Tuesday, April 02, 2013

The White Supremacist Group That May Be Targeting Law Enforcement For Revenge

From Think Progress courtesy of a facebook friend:

In October, a major effort by federal, state and local law enforcement landed 34 alleged Aryan Brotherhood members, including four top bosses, in prison. Members were accused of issuing kill orders on rival gangs, attempted murder, kidnapping, assault, drug dealing, weapons trafficking, arson and counterfeiting. 

Texas law enforcement was warned in December that ABT leaders were “issuing orders to inflict ‘mass casualties or death’ to law enforcement officials who were involved in cases where Aryan Brotherhood of Texas are facing life sentences or the death penalty.” According to the Texas Department of Public Safety, the group was also “conducting surveillance on law enforcement officers.”

Soon after the warning was issued, Kaufman County assistant district attorney Mark Hasse was shot and killed in the parking lot of the Kaufman County courthouse in broad daylight. After the shooting, District Attorney Mike McLelland reportedly carried a gun everywhere, while a constant security watch guarded his house for a month. McLelland was killed on Saturday by an unknown assassin with an assault rifle. 

More here.

So, of course, the overall news media take on this, and so far this includes the scant amount of left-wing coverage I've seen on the story, is that there's an evil racist prison gang out there doing terrible and evil stuff.  And, needless to say, that appears to be entirely accurate.  But it's just not the whole story.

There very likely wouldn't be any racist prison gangs if prison wardens didn't encourage racial animosity behind bars.  It's pretty well documented at this point that wardens across the nation, in order to deal with overcrowded and understaffed situations, have adopted a sort of divide and conquer strategy for the purpose of maintaining order overall: if the blacks are fighting the whites, there's necessarily less time and energy left to fight guards.  

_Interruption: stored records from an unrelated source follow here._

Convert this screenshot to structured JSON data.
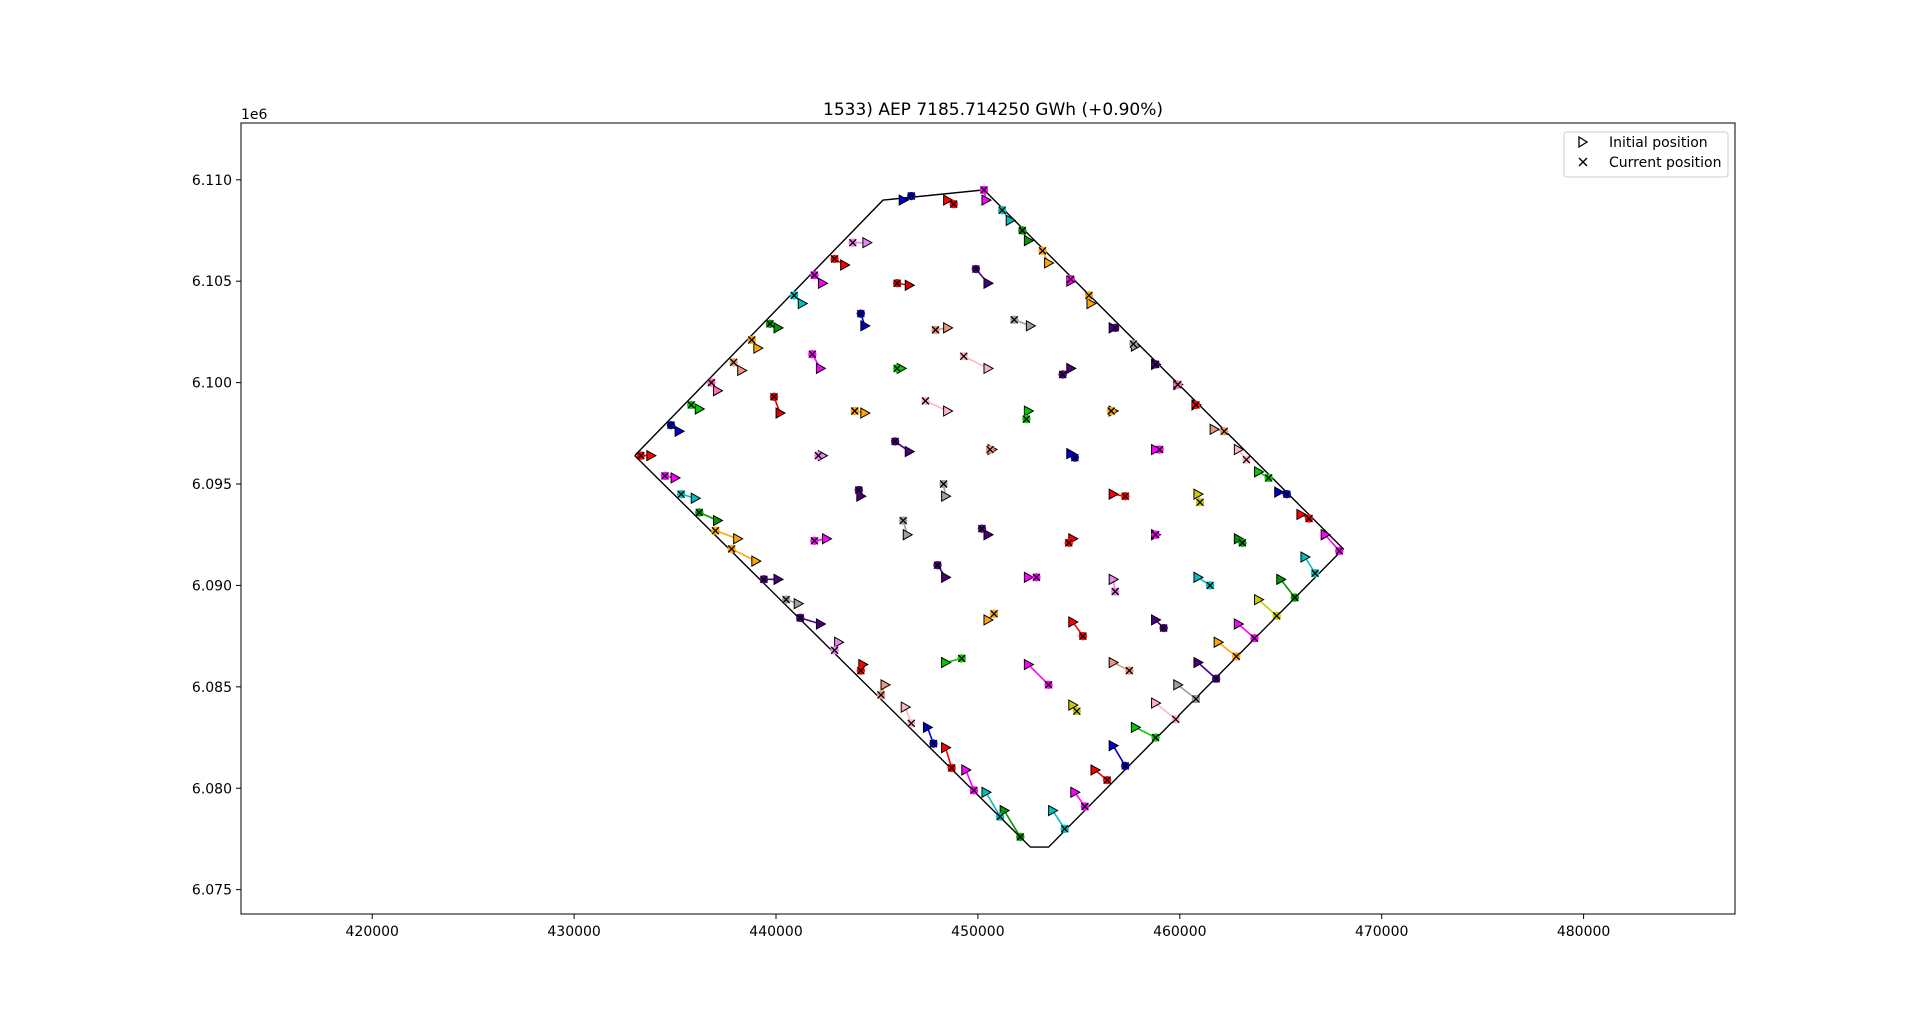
{
  "chart_data": {
    "type": "scatter",
    "title": "1533) AEP 7185.714250 GWh (+0.90%)",
    "xlabel": "",
    "ylabel": "",
    "xlim": [
      413500,
      487500
    ],
    "ylim": [
      6073800,
      6112800
    ],
    "y_offset_text": "1e6",
    "xticks": [
      420000,
      430000,
      440000,
      450000,
      460000,
      470000,
      480000
    ],
    "xtick_labels": [
      "420000",
      "430000",
      "440000",
      "450000",
      "460000",
      "470000",
      "480000"
    ],
    "yticks": [
      6075000,
      6080000,
      6085000,
      6090000,
      6095000,
      6100000,
      6105000,
      6110000
    ],
    "ytick_labels": [
      "6.075",
      "6.080",
      "6.085",
      "6.090",
      "6.095",
      "6.100",
      "6.105",
      "6.110"
    ],
    "grid": false,
    "legend": {
      "placement": "top-right",
      "entries": [
        {
          "label": "Initial position",
          "marker": "triangle-right"
        },
        {
          "label": "Current position",
          "marker": "x"
        }
      ]
    },
    "boundary": [
      [
        433000,
        6096400
      ],
      [
        445300,
        6109000
      ],
      [
        450300,
        6109500
      ],
      [
        468100,
        6091800
      ],
      [
        453500,
        6077100
      ],
      [
        452600,
        6077100
      ],
      [
        433000,
        6096400
      ]
    ],
    "colors": [
      "#ff0000",
      "#0000cd",
      "#00cc00",
      "#ff00ff",
      "#ffa500",
      "#4b0082",
      "#00bfbf",
      "#9acd32",
      "#a0a0a0",
      "#ffb6c1",
      "#e9967a",
      "#ff69b4"
    ],
    "turbines": [
      {
        "initial": [
          433800,
          6096400
        ],
        "current": [
          433300,
          6096400
        ],
        "color": "#ff0000"
      },
      {
        "initial": [
          435200,
          6097600
        ],
        "current": [
          434800,
          6097900
        ],
        "color": "#0000cd"
      },
      {
        "initial": [
          436200,
          6098700
        ],
        "current": [
          435800,
          6098900
        ],
        "color": "#00cc00"
      },
      {
        "initial": [
          437100,
          6099600
        ],
        "current": [
          436800,
          6100000
        ],
        "color": "#ff69b4"
      },
      {
        "initial": [
          438300,
          6100600
        ],
        "current": [
          437900,
          6101000
        ],
        "color": "#e9967a"
      },
      {
        "initial": [
          439100,
          6101700
        ],
        "current": [
          438800,
          6102100
        ],
        "color": "#ffa500"
      },
      {
        "initial": [
          440100,
          6102700
        ],
        "current": [
          439700,
          6102900
        ],
        "color": "#009900"
      },
      {
        "initial": [
          441300,
          6103900
        ],
        "current": [
          440900,
          6104300
        ],
        "color": "#00bfbf"
      },
      {
        "initial": [
          442300,
          6104900
        ],
        "current": [
          441900,
          6105300
        ],
        "color": "#ff00ff"
      },
      {
        "initial": [
          443400,
          6105800
        ],
        "current": [
          442900,
          6106100
        ],
        "color": "#ff0000"
      },
      {
        "initial": [
          444500,
          6106900
        ],
        "current": [
          443800,
          6106900
        ],
        "color": "#ee82ee"
      },
      {
        "initial": [
          446300,
          6109000
        ],
        "current": [
          446700,
          6109200
        ],
        "color": "#0000cd"
      },
      {
        "initial": [
          448500,
          6109000
        ],
        "current": [
          448800,
          6108800
        ],
        "color": "#ff0000"
      },
      {
        "initial": [
          450400,
          6109000
        ],
        "current": [
          450300,
          6109500
        ],
        "color": "#ff00ff"
      },
      {
        "initial": [
          451600,
          6108000
        ],
        "current": [
          451200,
          6108500
        ],
        "color": "#00bfbf"
      },
      {
        "initial": [
          452500,
          6107000
        ],
        "current": [
          452200,
          6107500
        ],
        "color": "#009900"
      },
      {
        "initial": [
          453500,
          6105900
        ],
        "current": [
          453200,
          6106500
        ],
        "color": "#ffa500"
      },
      {
        "initial": [
          454600,
          6105000
        ],
        "current": [
          454600,
          6105100
        ],
        "color": "#ff00ff"
      },
      {
        "initial": [
          455600,
          6103900
        ],
        "current": [
          455500,
          6104300
        ],
        "color": "#ffa500"
      },
      {
        "initial": [
          456700,
          6102700
        ],
        "current": [
          456800,
          6102700
        ],
        "color": "#4b0082"
      },
      {
        "initial": [
          457800,
          6101800
        ],
        "current": [
          457700,
          6101900
        ],
        "color": "#a0a0a0"
      },
      {
        "initial": [
          458800,
          6100900
        ],
        "current": [
          458800,
          6100900
        ],
        "color": "#4b0082"
      },
      {
        "initial": [
          459900,
          6099900
        ],
        "current": [
          459900,
          6099900
        ],
        "color": "#ff69b4"
      },
      {
        "initial": [
          460800,
          6098900
        ],
        "current": [
          460800,
          6098900
        ],
        "color": "#ff0000"
      },
      {
        "initial": [
          461700,
          6097700
        ],
        "current": [
          462200,
          6097600
        ],
        "color": "#e9967a"
      },
      {
        "initial": [
          462900,
          6096700
        ],
        "current": [
          463300,
          6096200
        ],
        "color": "#ffb6c1"
      },
      {
        "initial": [
          463900,
          6095600
        ],
        "current": [
          464400,
          6095300
        ],
        "color": "#00cc00"
      },
      {
        "initial": [
          464900,
          6094600
        ],
        "current": [
          465300,
          6094500
        ],
        "color": "#0000cd"
      },
      {
        "initial": [
          466000,
          6093500
        ],
        "current": [
          466400,
          6093300
        ],
        "color": "#ff0000"
      },
      {
        "initial": [
          467200,
          6092500
        ],
        "current": [
          467900,
          6091700
        ],
        "color": "#ff00ff"
      },
      {
        "initial": [
          466200,
          6091400
        ],
        "current": [
          466700,
          6090600
        ],
        "color": "#00bfbf"
      },
      {
        "initial": [
          465000,
          6090300
        ],
        "current": [
          465700,
          6089400
        ],
        "color": "#009900"
      },
      {
        "initial": [
          463900,
          6089300
        ],
        "current": [
          464800,
          6088500
        ],
        "color": "#cccc00"
      },
      {
        "initial": [
          462900,
          6088100
        ],
        "current": [
          463700,
          6087400
        ],
        "color": "#ff00ff"
      },
      {
        "initial": [
          461900,
          6087200
        ],
        "current": [
          462800,
          6086500
        ],
        "color": "#ffa500"
      },
      {
        "initial": [
          460900,
          6086200
        ],
        "current": [
          461800,
          6085400
        ],
        "color": "#4b0082"
      },
      {
        "initial": [
          459900,
          6085100
        ],
        "current": [
          460800,
          6084400
        ],
        "color": "#a0a0a0"
      },
      {
        "initial": [
          458800,
          6084200
        ],
        "current": [
          459800,
          6083400
        ],
        "color": "#ffb6c1"
      },
      {
        "initial": [
          457800,
          6083000
        ],
        "current": [
          458800,
          6082500
        ],
        "color": "#00cc00"
      },
      {
        "initial": [
          456700,
          6082100
        ],
        "current": [
          457300,
          6081100
        ],
        "color": "#0000cd"
      },
      {
        "initial": [
          455800,
          6080900
        ],
        "current": [
          456400,
          6080400
        ],
        "color": "#ff0000"
      },
      {
        "initial": [
          454800,
          6079800
        ],
        "current": [
          455300,
          6079100
        ],
        "color": "#ff00ff"
      },
      {
        "initial": [
          453700,
          6078900
        ],
        "current": [
          454300,
          6078000
        ],
        "color": "#00bfbf"
      },
      {
        "initial": [
          451300,
          6078900
        ],
        "current": [
          452100,
          6077600
        ],
        "color": "#009900"
      },
      {
        "initial": [
          450400,
          6079800
        ],
        "current": [
          451100,
          6078600
        ],
        "color": "#00bfbf"
      },
      {
        "initial": [
          449400,
          6080900
        ],
        "current": [
          449800,
          6079900
        ],
        "color": "#ff00ff"
      },
      {
        "initial": [
          448400,
          6082000
        ],
        "current": [
          448700,
          6081000
        ],
        "color": "#ff0000"
      },
      {
        "initial": [
          447500,
          6083000
        ],
        "current": [
          447800,
          6082200
        ],
        "color": "#0000cd"
      },
      {
        "initial": [
          446400,
          6084000
        ],
        "current": [
          446700,
          6083200
        ],
        "color": "#ffb6c1"
      },
      {
        "initial": [
          445400,
          6085100
        ],
        "current": [
          445200,
          6084600
        ],
        "color": "#e9967a"
      },
      {
        "initial": [
          444300,
          6086100
        ],
        "current": [
          444200,
          6085800
        ],
        "color": "#ff0000"
      },
      {
        "initial": [
          443100,
          6087200
        ],
        "current": [
          442900,
          6086800
        ],
        "color": "#ee82ee"
      },
      {
        "initial": [
          442200,
          6088100
        ],
        "current": [
          441200,
          6088400
        ],
        "color": "#4b0082"
      },
      {
        "initial": [
          441100,
          6089100
        ],
        "current": [
          440500,
          6089300
        ],
        "color": "#a0a0a0"
      },
      {
        "initial": [
          440100,
          6090300
        ],
        "current": [
          439400,
          6090300
        ],
        "color": "#4b0082"
      },
      {
        "initial": [
          439000,
          6091200
        ],
        "current": [
          437800,
          6091800
        ],
        "color": "#ffa500"
      },
      {
        "initial": [
          438100,
          6092300
        ],
        "current": [
          437000,
          6092700
        ],
        "color": "#ffa500"
      },
      {
        "initial": [
          437100,
          6093200
        ],
        "current": [
          436200,
          6093600
        ],
        "color": "#009900"
      },
      {
        "initial": [
          436000,
          6094300
        ],
        "current": [
          435300,
          6094500
        ],
        "color": "#00bfbf"
      },
      {
        "initial": [
          435000,
          6095300
        ],
        "current": [
          434500,
          6095400
        ],
        "color": "#ff00ff"
      },
      {
        "initial": [
          442200,
          6100700
        ],
        "current": [
          441800,
          6101400
        ],
        "color": "#ff00ff"
      },
      {
        "initial": [
          440200,
          6098500
        ],
        "current": [
          439900,
          6099300
        ],
        "color": "#e00000"
      },
      {
        "initial": [
          442300,
          6096400
        ],
        "current": [
          442100,
          6096400
        ],
        "color": "#ee82ee"
      },
      {
        "initial": [
          444200,
          6094400
        ],
        "current": [
          444100,
          6094700
        ],
        "color": "#4b0082"
      },
      {
        "initial": [
          442500,
          6092300
        ],
        "current": [
          441900,
          6092200
        ],
        "color": "#ff00ff"
      },
      {
        "initial": [
          444400,
          6102800
        ],
        "current": [
          444200,
          6103400
        ],
        "color": "#0000cd"
      },
      {
        "initial": [
          444400,
          6098500
        ],
        "current": [
          443900,
          6098600
        ],
        "color": "#ffa500"
      },
      {
        "initial": [
          446600,
          6104800
        ],
        "current": [
          446000,
          6104900
        ],
        "color": "#e00000"
      },
      {
        "initial": [
          446200,
          6100700
        ],
        "current": [
          446000,
          6100700
        ],
        "color": "#00cc00"
      },
      {
        "initial": [
          446600,
          6096600
        ],
        "current": [
          445900,
          6097100
        ],
        "color": "#4b0082"
      },
      {
        "initial": [
          446500,
          6092500
        ],
        "current": [
          446300,
          6093200
        ],
        "color": "#a0a0a0"
      },
      {
        "initial": [
          448500,
          6102700
        ],
        "current": [
          447900,
          6102600
        ],
        "color": "#e9967a"
      },
      {
        "initial": [
          448500,
          6098600
        ],
        "current": [
          447400,
          6099100
        ],
        "color": "#ffb6c1"
      },
      {
        "initial": [
          448400,
          6094400
        ],
        "current": [
          448300,
          6095000
        ],
        "color": "#a0a0a0"
      },
      {
        "initial": [
          448400,
          6090400
        ],
        "current": [
          448000,
          6091000
        ],
        "color": "#4b0082"
      },
      {
        "initial": [
          448400,
          6086200
        ],
        "current": [
          449200,
          6086400
        ],
        "color": "#00cc00"
      },
      {
        "initial": [
          450500,
          6104900
        ],
        "current": [
          449900,
          6105600
        ],
        "color": "#4b0082"
      },
      {
        "initial": [
          450500,
          6100700
        ],
        "current": [
          449300,
          6101300
        ],
        "color": "#ffb6c1"
      },
      {
        "initial": [
          450700,
          6096700
        ],
        "current": [
          450600,
          6096700
        ],
        "color": "#e9967a"
      },
      {
        "initial": [
          450500,
          6092500
        ],
        "current": [
          450200,
          6092800
        ],
        "color": "#4b0082"
      },
      {
        "initial": [
          450500,
          6088300
        ],
        "current": [
          450800,
          6088600
        ],
        "color": "#ffa500"
      },
      {
        "initial": [
          452600,
          6102800
        ],
        "current": [
          451800,
          6103100
        ],
        "color": "#a0a0a0"
      },
      {
        "initial": [
          452500,
          6098600
        ],
        "current": [
          452400,
          6098200
        ],
        "color": "#00cc00"
      },
      {
        "initial": [
          452500,
          6090400
        ],
        "current": [
          452900,
          6090400
        ],
        "color": "#ff00ff"
      },
      {
        "initial": [
          452500,
          6086100
        ],
        "current": [
          453500,
          6085100
        ],
        "color": "#ff00ff"
      },
      {
        "initial": [
          454600,
          6100700
        ],
        "current": [
          454200,
          6100400
        ],
        "color": "#4b0082"
      },
      {
        "initial": [
          454600,
          6096500
        ],
        "current": [
          454800,
          6096300
        ],
        "color": "#0000cd"
      },
      {
        "initial": [
          454700,
          6092300
        ],
        "current": [
          454500,
          6092100
        ],
        "color": "#ff0000"
      },
      {
        "initial": [
          454700,
          6088200
        ],
        "current": [
          455200,
          6087500
        ],
        "color": "#ff0000"
      },
      {
        "initial": [
          454700,
          6084100
        ],
        "current": [
          454900,
          6083800
        ],
        "color": "#cccc00"
      },
      {
        "initial": [
          456700,
          6098600
        ],
        "current": [
          456600,
          6098600
        ],
        "color": "#ffa500"
      },
      {
        "initial": [
          456700,
          6094500
        ],
        "current": [
          457300,
          6094400
        ],
        "color": "#ff0000"
      },
      {
        "initial": [
          456700,
          6090300
        ],
        "current": [
          456800,
          6089700
        ],
        "color": "#ee82ee"
      },
      {
        "initial": [
          456700,
          6086200
        ],
        "current": [
          457500,
          6085800
        ],
        "color": "#e9967a"
      },
      {
        "initial": [
          458800,
          6096700
        ],
        "current": [
          459000,
          6096700
        ],
        "color": "#ff00ff"
      },
      {
        "initial": [
          458800,
          6092500
        ],
        "current": [
          458800,
          6092500
        ],
        "color": "#ff00ff"
      },
      {
        "initial": [
          458800,
          6088300
        ],
        "current": [
          459200,
          6087900
        ],
        "color": "#4b0082"
      },
      {
        "initial": [
          460900,
          6094500
        ],
        "current": [
          461000,
          6094100
        ],
        "color": "#cccc00"
      },
      {
        "initial": [
          460900,
          6090400
        ],
        "current": [
          461500,
          6090000
        ],
        "color": "#00bfbf"
      },
      {
        "initial": [
          462900,
          6092300
        ],
        "current": [
          463100,
          6092100
        ],
        "color": "#009900"
      }
    ]
  }
}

That's terrible in itself.  Prison officials stoke racist attitudes among prisoners because they think that's the best policy under the circumstances.  But why are the prisons overcrowded and understaffed?  The quickest answer is that a very sizable percentage of the prison population ought not be there in the first place.  The fruitless and pointless War on Drugs has sent millions into prisons over the decades, many of whom are simply users or petty dealers, criminals only by virtue of the fact that the substances they buy and sell are forbidden, for reasons that are increasingly unclear.  As the Johnny Depp character in the movie Blow so deftly illustrated, once these people are in prison, they become acquainted with people who really are criminals, and, with nothing to lose because mandatory minimum sentences put such "criminals" inside for extraordinarily long periods of time, drug convicts become real criminals themselves.

But that's not all.  Prisons are awful places.  Health care is shoddy, at best.  Rape and other kinds of violence run rampant.  Society jokes about the rape and doesn't appear to care about the violence.  And, in the odd instances when people do remark about the violence, it's usually along the lines of  "that's what they get."  Compounding the problem is the fact that, even though a lot of these prisoners have severe mental health issues, and very few skills that would allow them to make a legitimate living on the outside, there is virtually no attempt to rehabilitate them.  So they just sit there and rot, while trying to avoid rape, or beatings, or murder.

In short, the way we run our prisons guarantees that prisons are factories for the creation of more and worse criminals.  It is no wonder at all that our penal system breeds gangs like the Aryan Brotherhood.  It's exactly the same thing that happens if you chain up a dog and beat him for a few years.  He turns mean.  In this sense, society shares responsibility for these gang murders.  There's a lot we could do to lessen the probability of events like this.  Instead, we seem to be content with how things are now.